Brentford FC was promoted to the English Premier League last year after defeating Swansea in the Championship Play-off Final — a promotion that comes with a guaranteed $300 million in revenue.
Matthew Benham, a former University of Oxford physics student, obtained his bachelor’s degree in 1989 and went on to work for the next twelve years in investment banking and insurance before being promoted to vice president at Bank of America.
At some point in 2001, Benham made a decision that would change the course of his life. Premier Bet offered him the opportunity to learn from one of the world’s most successful gamblers, Tony Bloom. To aid in the development of predictive gambling models based on analytics, Benham’s new position needed him to know about finance.
Two years later, Benham and Bloom had a falling out, but the fire had already been started when Benham departed Premier Bet. His career in investment banking was not something he was likely to return to any time soon. Now he was a full-time pro at sports betting.
Although he’d only been betting professionally for two years, Benham had become an expert in sports betting thanks to his extensive training and experience. Benham founded his betting syndicate, Smartodds, in 2004 when his good fortune in sports betting paid off handsomely.
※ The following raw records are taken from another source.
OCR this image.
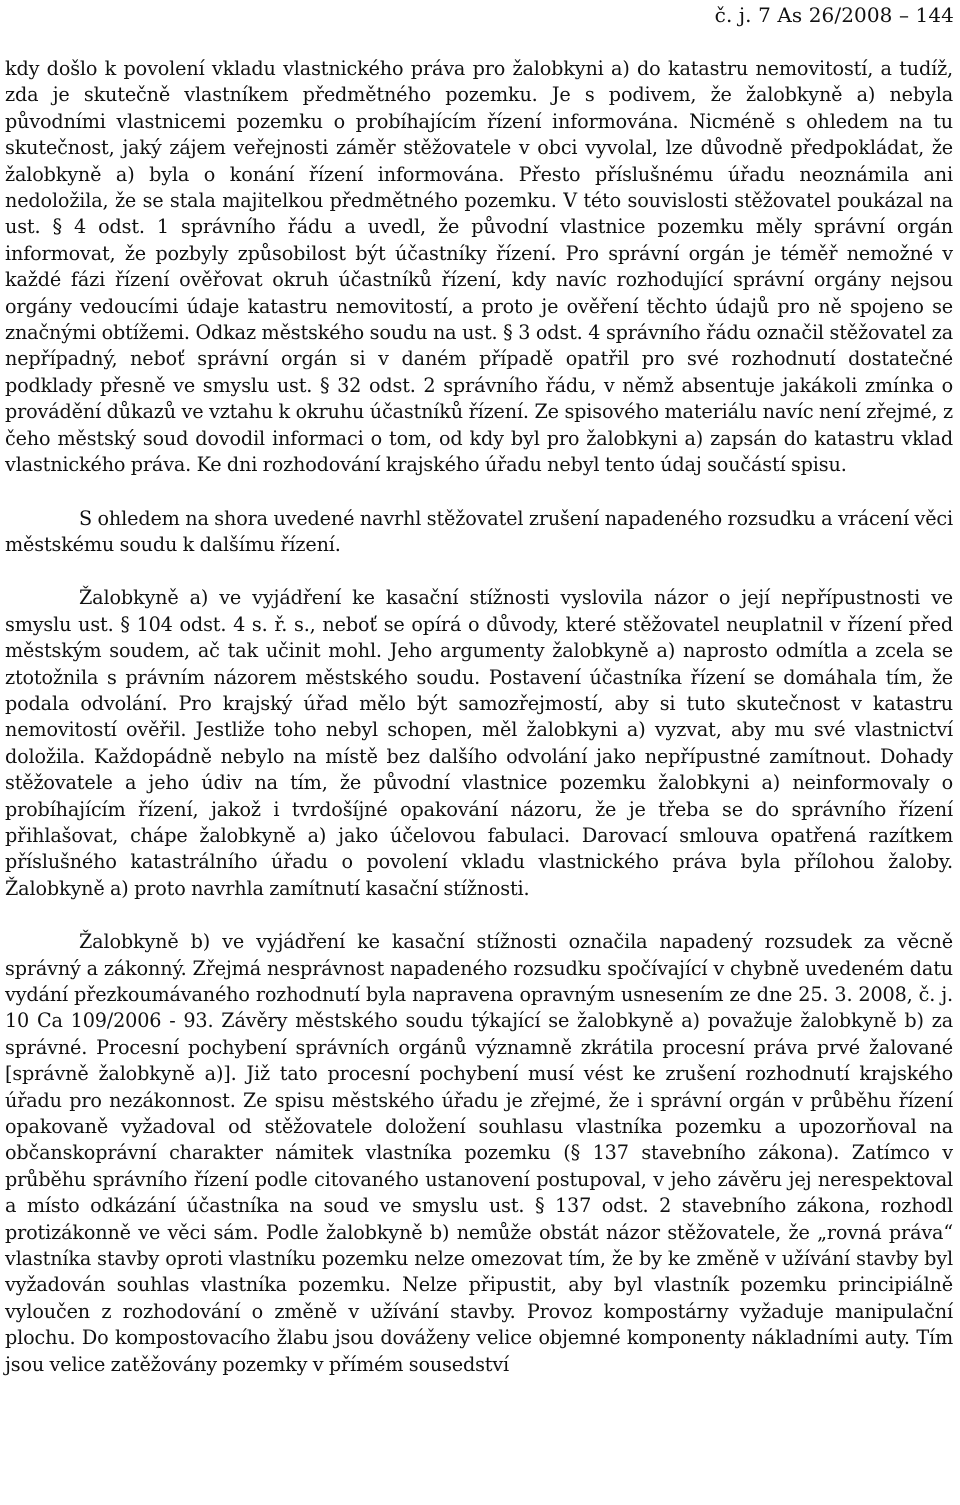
č. j. 7 As 26/2008 – 144

kdy došlo k povolení vkladu vlastnického práva pro žalobkyni a) do katastru nemovitostí, a tudíž, zda je skutečně vlastníkem předmětného pozemku. Je s podivem, že žalobkyně a) nebyla původními vlastnicemi pozemku o probíhajícím řízení informována. Nicméně s ohledem na tu skutečnost, jaký zájem veřejnosti záměr stěžovatele v obci vyvolal, lze důvodně předpokládat, že žalobkyně a) byla o konání řízení informována. Přesto příslušnému úřadu neoznámila ani nedoložila, že se stala majitelkou předmětného pozemku. V této souvislosti stěžovatel poukázal na ust. § 4 odst. 1 správního řádu a uvedl, že původní vlastnice pozemku měly správní orgán informovat, že pozbyly způsobilost být účastníky řízení. Pro správní orgán je téměř nemožné v každé fázi řízení ověřovat okruh účastníků řízení, kdy navíc rozhodující správní orgány nejsou orgány vedoucími údaje katastru nemovitostí, a proto je ověření těchto údajů pro ně spojeno se značnými obtížemi. Odkaz městského soudu na ust. § 3 odst. 4 správního řádu označil stěžovatel za nepřípadný, neboť správní orgán si v daném případě opatřil pro své rozhodnutí dostatečné podklady přesně ve smyslu ust. § 32 odst. 2 správního řádu, v němž absentuje jakákoli zmínka o provádění důkazů ve vztahu k okruhu účastníků řízení. Ze spisového materiálu navíc není zřejmé, z čeho městský soud dovodil informaci o tom, od kdy byl pro žalobkyni a) zapsán do katastru vklad vlastnického práva. Ke dni rozhodování krajského úřadu nebyl tento údaj součástí spisu.

S ohledem na shora uvedené navrhl stěžovatel zrušení napadeného rozsudku a vrácení věci městskému soudu k dalšímu řízení.

Žalobkyně a) ve vyjádření ke kasační stížnosti vyslovila názor o její nepřípustnosti ve smyslu ust. § 104 odst. 4 s. ř. s., neboť se opírá o důvody, které stěžovatel neuplatnil v řízení před městským soudem, ač tak učinit mohl. Jeho argumenty žalobkyně a) naprosto odmítla a zcela se ztotožnila s právním názorem městského soudu. Postavení účastníka řízení se domáhala tím, že podala odvolání. Pro krajský úřad mělo být samozřejmostí, aby si tuto skutečnost v katastru nemovitostí ověřil. Jestliže toho nebyl schopen, měl žalobkyni a) vyzvat, aby mu své vlastnictví doložila. Každopádně nebylo na místě bez dalšího odvolání jako nepřípustné zamítnout. Dohady stěžovatele a jeho údiv na tím, že původní vlastnice pozemku žalobkyni a) neinformovaly o probíhajícím řízení, jakož i tvrdošíjné opakování názoru, že je třeba se do správního řízení přihlašovat, chápe žalobkyně a) jako účelovou fabulaci. Darovací smlouva opatřená razítkem příslušného katastrálního úřadu o povolení vkladu vlastnického práva byla přílohou žaloby. Žalobkyně a) proto navrhla zamítnutí kasační stížnosti.

Žalobkyně b) ve vyjádření ke kasační stížnosti označila napadený rozsudek za věcně správný a zákonný. Zřejmá nesprávnost napadeného rozsudku spočívající v chybně uvedeném datu vydání přezkoumávaného rozhodnutí byla napravena opravným usnesením ze dne 25. 3. 2008, č. j. 10 Ca 109/2006 - 93. Závěry městského soudu týkající se žalobkyně a) považuje žalobkyně b) za správné. Procesní pochybení správních orgánů významně zkrátila procesní práva prvé žalované [správně žalobkyně a)]. Již tato procesní pochybení musí vést ke zrušení rozhodnutí krajského úřadu pro nezákonnost. Ze spisu městského úřadu je zřejmé, že i správní orgán v průběhu řízení opakovaně vyžadoval od stěžovatele doložení souhlasu vlastníka pozemku a upozorňoval na občanskoprávní charakter námitek vlastníka pozemku (§ 137 stavebního zákona). Zatímco v průběhu správního řízení podle citovaného ustanovení postupoval, v jeho závěru jej nerespektoval a místo odkázání účastníka na soud ve smyslu ust. § 137 odst. 2 stavebního zákona, rozhodl protizákonně ve věci sám. Podle žalobkyně b) nemůže obstát názor stěžovatele, že „rovná práva“ vlastníka stavby oproti vlastníku pozemku nelze omezovat tím, že by ke změně v užívání stavby byl vyžadován souhlas vlastníka pozemku. Nelze připustit, aby byl vlastník pozemku principiálně vyloučen z rozhodování o změně v užívání stavby. Provoz kompostárny vyžaduje manipulační plochu. Do kompostovacího žlabu jsou dováženy velice objemné komponenty nákladními auty. Tím jsou velice zatěžovány pozemky v přímém sousedství
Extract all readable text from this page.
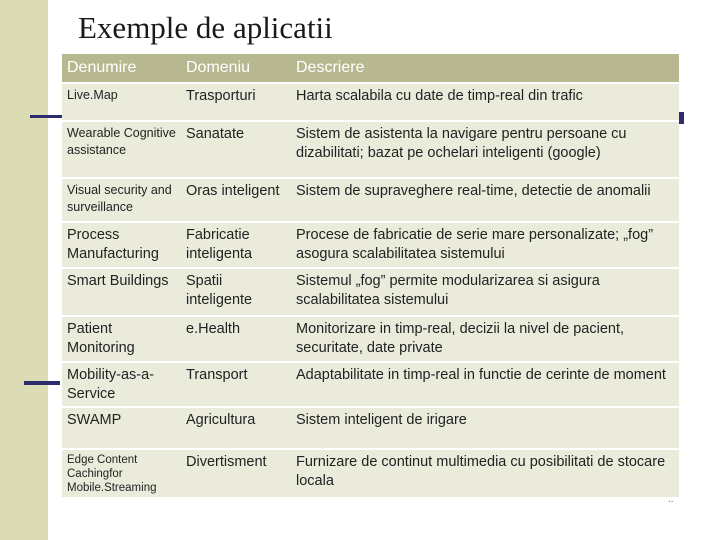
Exemple de aplicatii
Denumire	Domeniu	Descriere
Live.Map	Trasporturi	Harta scalabila cu date de timp-real din trafic
Wearable Cognitive assistance	Sanatate	Sistem de asistenta la navigare pentru persoane cu dizabilitati; bazat pe ochelari inteligenti (google)
Visual security and surveillance	Oras inteligent	Sistem de supraveghere real-time, detectie de anomalii
Process Manufacturing	Fabricatie inteligenta	Procese de fabricatie de serie mare personalizate; „fog” asogura scalabilitatea sistemului
Smart Buildings	Spatii inteligente	Sistemul „fog” permite modularizarea si asigura scalabilitatea sistemului
Patient Monitoring	e.Health	Monitorizare in timp-real, decizii la nivel de pacient, securitate, date private
Mobility-as-a-Service	Transport	Adaptabilitate in timp-real in functie de cerinte de moment
SWAMP	Agricultura	Sistem inteligent de irigare
Edge Content Cachingfor Mobile.Streaming	Divertisment	Furnizare de continut multimedia cu posibilitati de stocare locala
..
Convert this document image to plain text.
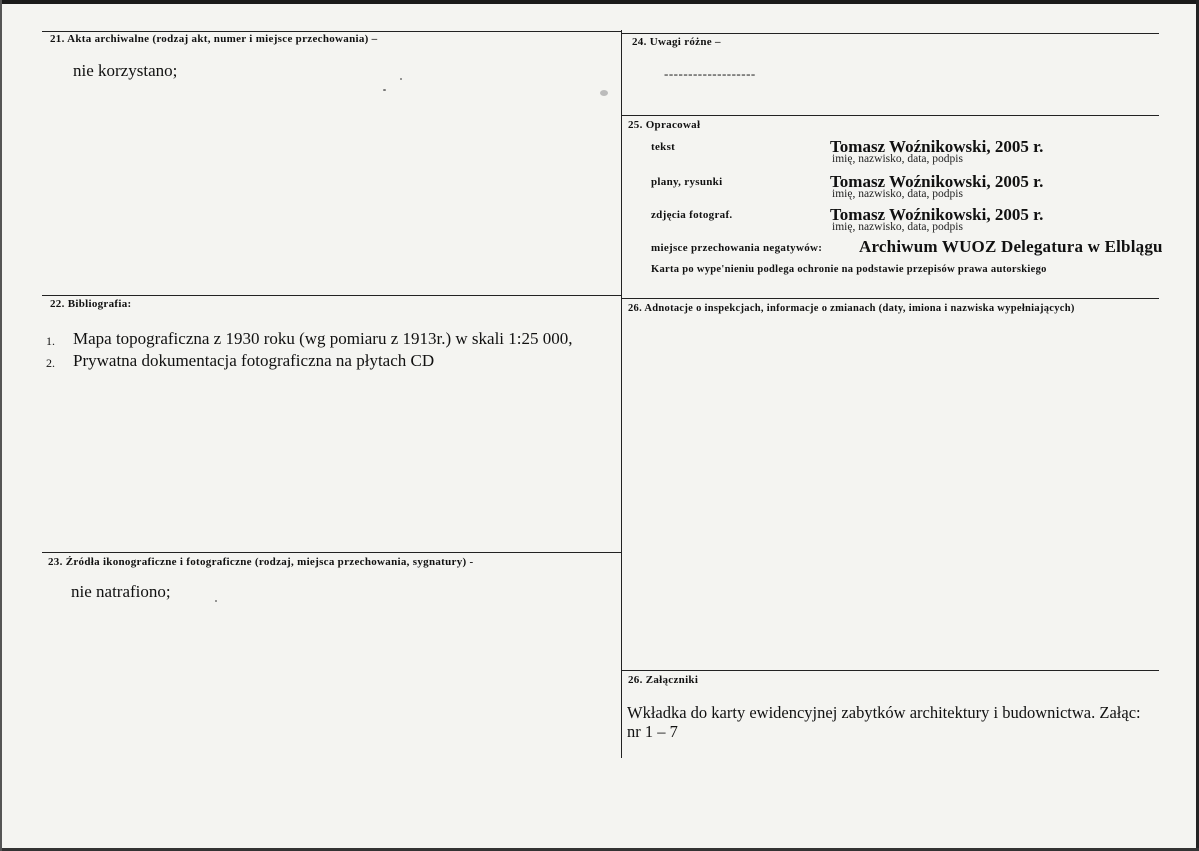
21. Akta archiwalne (rodzaj akt, numer i miejsce przechowania) –
nie korzystano;
22. Bibliografia:
1. Mapa topograficzna z 1930 roku (wg pomiaru z 1913r.) w skali 1:25 000,
2. Prywatna dokumentacja fotograficzna na płytach CD
23. Źródła ikonograficzne i fotograficzne (rodzaj, miejsca przechowania, sygnatury) -
nie natrafiono;
24. Uwagi różne –
-------------------
25. Opracował
tekst	Tomasz Woźnikowski, 2005 r.
imię, nazwisko, data, podpis
plany, rysunki	Tomasz Woźnikowski, 2005 r.
imię, nazwisko, data, podpis
zdjęcia fotograf.	Tomasz Woźnikowski, 2005 r.
imię, nazwisko, data, podpis
miejsce przechowania negatywów: Archiwum WUOZ Delegatura w Elblągu
Karta po wype'nieniu podlega ochronie na podstawie przepisów prawa autorskiego
26. Adnotacje o inspekcjach, informacje o zmianach (daty, imiona i nazwiska wypełniających)
26. Załączniki
Wkładka do karty ewidencyjnej zabytków architektury i budownictwa. Załąc:
nr 1 – 7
With the analytics he had gained over the years, he would assist his clients in making informed decisions about their businesses. Benham became the proprietor of the prominent betting exchange Matchbook after the success of Smartodds.
In 2007, Brentford FC was in financial hardship. Brentford FC became the first professional club in London to be owned by its fans when their supporters pooled their resources to buy the team. There was, however, a catch: a “mystery investor” loaned 700,000 dollars toward the acquisition of the club. It was Matthew Benham.
Matthew Benham is a lifetime Brentford FC supporter. When he was 11, he went to his first game and still recalls the score.
If the fans refused to pay back the debt, he could buy the club outright. As it turned out, the club’s fans did not pay back, and Benham became the new owner in 2012.
Matthew Benham, on the other hand, had a different strategy than other wealthy people who buy lower-tier clubs, invest in players, staff, and resources, and aim to earn premier league promotion. He intended to implement “Moneyball”-style analytics.
FC Midtjylland, a Danish team with a smaller fan base, had already been purchased by Benham for roughly $10 million. He used FC Midtjylland as a guinea pig for his analytics concepts before implementing the ones that worked at Brentford. The ones that didn’t work, he threw out the ideas.
He sacked several employees and replaced them with more analytically-minded individuals who had no prior expertise in the industry. The team has ceased to be obsessed with winning and losing. It wasn’t long before they came up with a set of metrics that could tell them whether or not they were making progress.
In Brentford FC’s case, they began to pay more attention to “expected goals” than how many goals a player scored in a match. Expected goals were based on the quality and quantity of chances in a match
As time went on, the championship team began identifying and developing undervalued players and then selling them at a large profit.
Here are a few examples:
A $3.8 million investment by Brentford in Said Benrahma led to a $40 million sale to West Ham.
For Ollie Watkins, Brentford shelled out $2.3 million, before selling him to Aston Villa for $36 million in the end.
Neal Maupay was purchased by Brentford for $2.1 million and later sold to Brighton & Hove Albion for a fee of $26 million.
Brentford FC opted to do away with its youth academy altogether, while the world’s best teams were pouring millions of dollars into theirs. That team was made up of 17- to 20-year olds who had been deemed surplus to requirements by other clubs.
This is because Brentford believed that a young player’s value can only be determined after 35 games, whilst the richest teams in the world simply don’t have the thinking to do so. Brentford, a tiny team that was prepared to try new things, did just that.
There were no immediate results but Brentford’s return to the Premier League after more than 70 years in the lower tiers of English football shows that the club’s scientific approach worked.
If Brentford FC can stay in the Premier League for a long period, then the financial impact of promotion will become clearer.
If they are demoted after one season, like 40% of promoted clubs are, they will make anywhere between $250 and $300 million. A second year would bring in well over $400 million if they can do it. They’ll make more money the longer they stay up.
To test the long-held belief that mathematical models cannot predict future performance in professional soccer is challenged, it will be intriguing to see how Brentford’s success could be measured.